We moved down a stony path which led away from the temple, careful not to rush. Ahead was a precipice.

“I see a large pit, but I think we can cross it,” Said Behbod.

“Yeah, I think it was opened up by some kind of erosion, we must be careful,” Parvaneh said examining the precipice which led to a less stony part of the mountain.

“We’ll jump one after the other to avoid congestion and accidents.” Amira said.

Parvaneh went first, followed by Fareena, Amira and Behbod then me.

“I think there used to be a small bridge here,” I said, “I wonder how it disappeared”.

“Remember I said this could’ve been caused by an erosion, there’s nothing stopping it from casting off the bridge like a piece of wood” Parvaneh said.

“Thinking about falling off this mountain is kind of scary, so can we just move ahead?” Fareena said.

Dusk was drawing closer as we moved ahead through the mountain but the words of the strange old mystic lingered on.


We carried on walking, under the hot sun, not talking much trying to conserve our energy; we focused on putting one foot in front of the other.

“I’m thirsty,” Amira said, “let me drink some water.”

“I thought I was the only one having that little predicament,” Fareena said.

Parvaneh shook her head. “Not yet, we have little left, we need to make it last until we come across some other source of running water.”

Amira groaned. “I am desperate for a drink, even if it was just a tiny little dribble.”

“Look, up there!” Screeched Behbod pointing higher up the mountain.
“A tiger?” Said Fareena gesturing at a huge white and ginger cat with black spots.

It was watching us menacingly, looking proud and alert.

“That’s a leopard.” Said Parvaneh, craning her neck to look at it. “I didn’t know they were around here.”

Fareena cringed back and held on to Behbod staring at the large cat as it crouched down looking at us.

“I remember my grandma telling me about them,” I said.

“And you didn’t think to tell us?” Parvaneh asked, her eyes wide in surprise.“

“It would have been nice to know those things could be out here, prowling around, while we walked… while we slept.” Said Parvana.
Fareena nodded. “Why didn’t you say anything, Baran?”

I shrugged. “I’m sorry, I thought they were extinct. I didn’t think they still existed, if I did I would have told you… of course I would have told you.”

“Never mind that now,” Amira said as she peered up at the leopard, “what do we do if it runs at us? It’s watching us.”

“That’s true.
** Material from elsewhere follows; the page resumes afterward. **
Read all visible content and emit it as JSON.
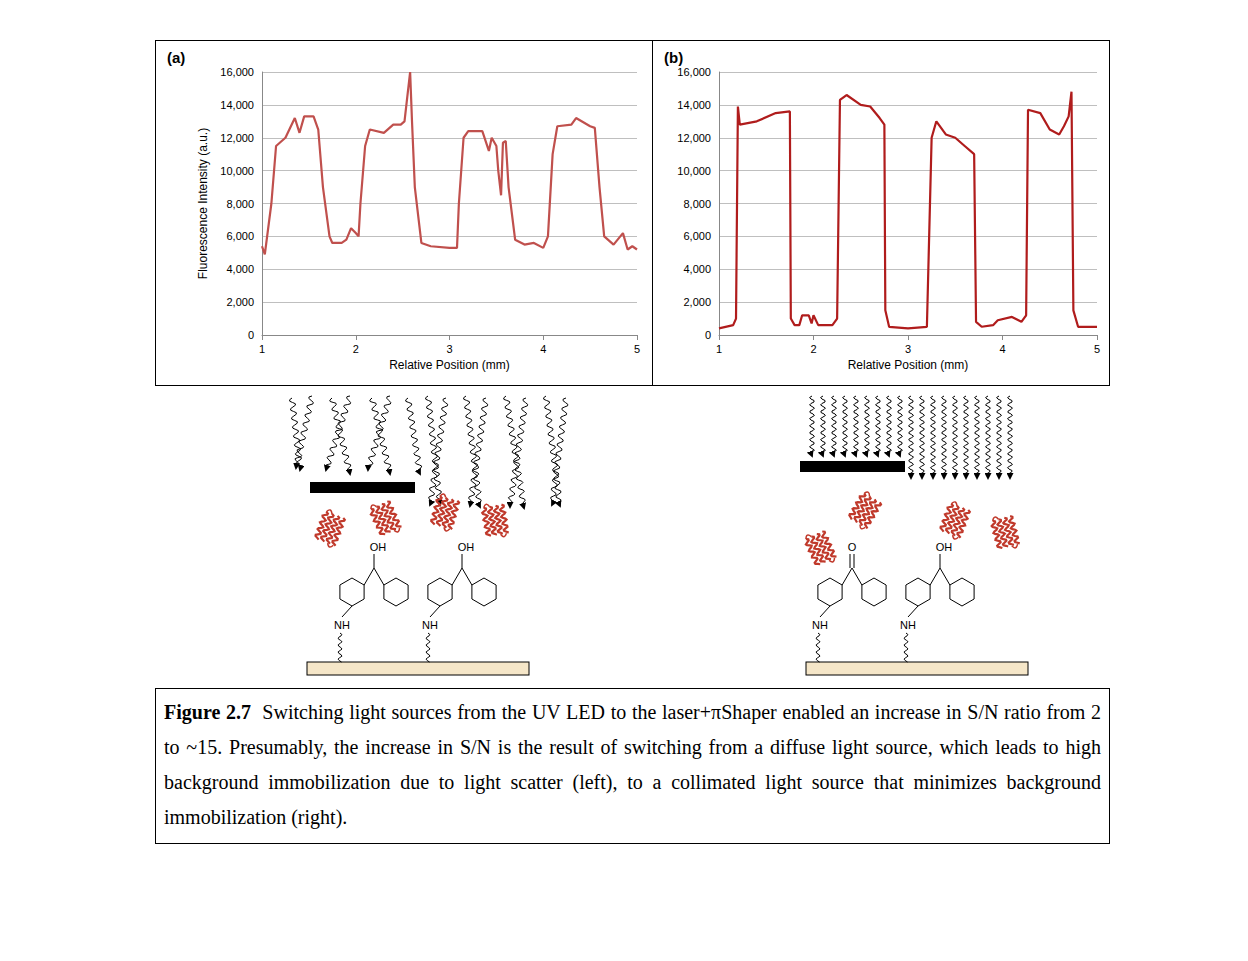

Leopards can be very ferocious and deadly if they notice any form of fear from their prey” Parvaneh said with a shaky voice.

“That’s why we have to stay calm.” I said.

“just no one panic, OK? We need to walk backwards, away from it, real slow don’t make any sudden movements.” Said Amira.

With walked backwards along the path we just come down.

“That’s it,” said Parvana, “just keep going slowly.

The leopard was watching us with its black beady eyes. The large animal stood up on its four legs, stretching its head forward, aiming it towards us.

It’s moving.” Cried Fareena, “What do we do?”

“Oh, why did we leave the old monastery?” Behbod gripped Fareena’s hand tight.

“It’s getting ready to come for us.” Said Amira. “Should we run?”

“No,” I shouted, “Whatever you do, don’t run. If we run, we’ve had it, these animals are fast, it’ll catch up to us in mere seconds.”